Our mission over the next 2½ weeks is to record conversations with 200 Gulf residents whose lives have been upended by the BP oil disaster. Many of those people were still recovering from Hurricane Katrina when this second disaster hit.
Kindra and David Arnesen, for example, are the parents of two young children and were still rebuilding their home, wrecked by Katrina, when the BP blowout closed the shrimping grounds where David earns a living. Those grounds have now reopened, but as David explained today, many people are still afraid to buy, sell or eat the seafood.
Now the Arnesens are faced with a dilemma that’s all too common here on the Gulf Coast: take the settlement offer from BP and waive any future claims, or go to court and face years of litigation with no assurance of compensation.
That choice might be easier if David knew when he’ll earn a living again as a shrimper or whether he and his family will have health problems down the road from months of exposure to oil and dispersants.
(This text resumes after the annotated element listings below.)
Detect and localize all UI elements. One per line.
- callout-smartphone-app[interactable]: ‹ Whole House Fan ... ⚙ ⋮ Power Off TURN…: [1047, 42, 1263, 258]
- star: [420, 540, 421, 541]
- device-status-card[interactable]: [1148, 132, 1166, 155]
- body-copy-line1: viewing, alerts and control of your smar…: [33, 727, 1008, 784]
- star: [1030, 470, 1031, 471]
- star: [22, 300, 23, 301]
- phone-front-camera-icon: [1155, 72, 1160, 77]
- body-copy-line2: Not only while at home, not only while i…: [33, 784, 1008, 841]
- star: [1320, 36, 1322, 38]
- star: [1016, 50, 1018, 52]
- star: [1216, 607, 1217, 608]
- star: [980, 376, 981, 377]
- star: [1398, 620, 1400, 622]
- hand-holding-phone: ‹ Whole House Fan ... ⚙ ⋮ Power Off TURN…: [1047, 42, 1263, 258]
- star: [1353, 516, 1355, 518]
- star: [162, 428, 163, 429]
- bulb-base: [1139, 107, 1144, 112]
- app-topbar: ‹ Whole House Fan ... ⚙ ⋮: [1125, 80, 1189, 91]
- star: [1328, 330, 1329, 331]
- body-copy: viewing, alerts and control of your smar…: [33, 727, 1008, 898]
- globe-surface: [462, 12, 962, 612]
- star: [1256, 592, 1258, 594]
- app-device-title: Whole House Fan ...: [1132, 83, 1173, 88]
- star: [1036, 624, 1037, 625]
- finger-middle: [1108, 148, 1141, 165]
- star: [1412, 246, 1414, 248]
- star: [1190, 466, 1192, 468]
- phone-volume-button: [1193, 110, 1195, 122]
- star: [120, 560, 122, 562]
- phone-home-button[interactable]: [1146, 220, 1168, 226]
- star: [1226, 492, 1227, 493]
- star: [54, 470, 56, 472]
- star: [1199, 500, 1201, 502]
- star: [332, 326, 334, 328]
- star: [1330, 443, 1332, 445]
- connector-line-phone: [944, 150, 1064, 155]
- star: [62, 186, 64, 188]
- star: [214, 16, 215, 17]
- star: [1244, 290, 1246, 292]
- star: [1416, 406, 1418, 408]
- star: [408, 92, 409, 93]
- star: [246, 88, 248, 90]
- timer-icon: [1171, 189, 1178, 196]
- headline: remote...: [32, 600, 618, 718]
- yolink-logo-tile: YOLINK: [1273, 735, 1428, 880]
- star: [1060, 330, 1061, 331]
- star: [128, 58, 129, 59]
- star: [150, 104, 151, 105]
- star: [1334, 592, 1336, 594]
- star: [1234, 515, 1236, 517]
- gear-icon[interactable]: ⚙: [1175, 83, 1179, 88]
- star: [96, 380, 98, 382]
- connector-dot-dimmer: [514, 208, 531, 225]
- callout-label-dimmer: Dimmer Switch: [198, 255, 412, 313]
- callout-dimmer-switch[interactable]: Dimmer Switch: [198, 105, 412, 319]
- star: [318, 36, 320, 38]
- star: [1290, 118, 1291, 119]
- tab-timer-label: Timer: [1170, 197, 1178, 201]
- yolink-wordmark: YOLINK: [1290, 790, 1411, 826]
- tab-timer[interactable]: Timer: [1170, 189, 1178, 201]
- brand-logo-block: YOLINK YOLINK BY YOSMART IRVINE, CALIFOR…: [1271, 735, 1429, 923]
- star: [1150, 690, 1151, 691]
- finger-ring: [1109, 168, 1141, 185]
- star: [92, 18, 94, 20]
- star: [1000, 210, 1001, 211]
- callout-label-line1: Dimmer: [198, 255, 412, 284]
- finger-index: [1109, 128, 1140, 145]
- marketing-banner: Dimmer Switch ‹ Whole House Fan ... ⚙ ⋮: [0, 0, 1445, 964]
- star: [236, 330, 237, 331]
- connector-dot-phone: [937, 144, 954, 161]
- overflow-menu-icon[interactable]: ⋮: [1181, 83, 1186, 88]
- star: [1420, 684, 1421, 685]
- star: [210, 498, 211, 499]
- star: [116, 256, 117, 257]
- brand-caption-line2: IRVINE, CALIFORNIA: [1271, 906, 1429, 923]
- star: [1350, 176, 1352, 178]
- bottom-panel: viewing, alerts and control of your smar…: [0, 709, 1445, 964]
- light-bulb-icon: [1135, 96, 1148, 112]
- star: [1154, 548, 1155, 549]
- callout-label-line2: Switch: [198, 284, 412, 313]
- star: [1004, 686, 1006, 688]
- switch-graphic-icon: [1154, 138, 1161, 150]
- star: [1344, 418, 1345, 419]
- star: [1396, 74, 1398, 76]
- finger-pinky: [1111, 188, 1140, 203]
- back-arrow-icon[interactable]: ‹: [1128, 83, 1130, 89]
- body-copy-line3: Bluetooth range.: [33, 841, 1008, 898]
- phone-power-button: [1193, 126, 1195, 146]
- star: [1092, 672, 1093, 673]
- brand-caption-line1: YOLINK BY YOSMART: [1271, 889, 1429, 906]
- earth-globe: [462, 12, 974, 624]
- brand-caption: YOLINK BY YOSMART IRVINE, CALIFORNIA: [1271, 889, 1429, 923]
They don’t know, and yet they must choose.
We’ll be recording all kinds of stories in the days ahead -- stories from fishermen and ministers, musicians and restaurant owners, dock workers and doctors, shrimpers and teachers, artists and scientists.
It will be fascinating to hear what they have to say about the BP oil disaster, their own hardships and resilience, and the way forward for the communities along the Gulf Coast.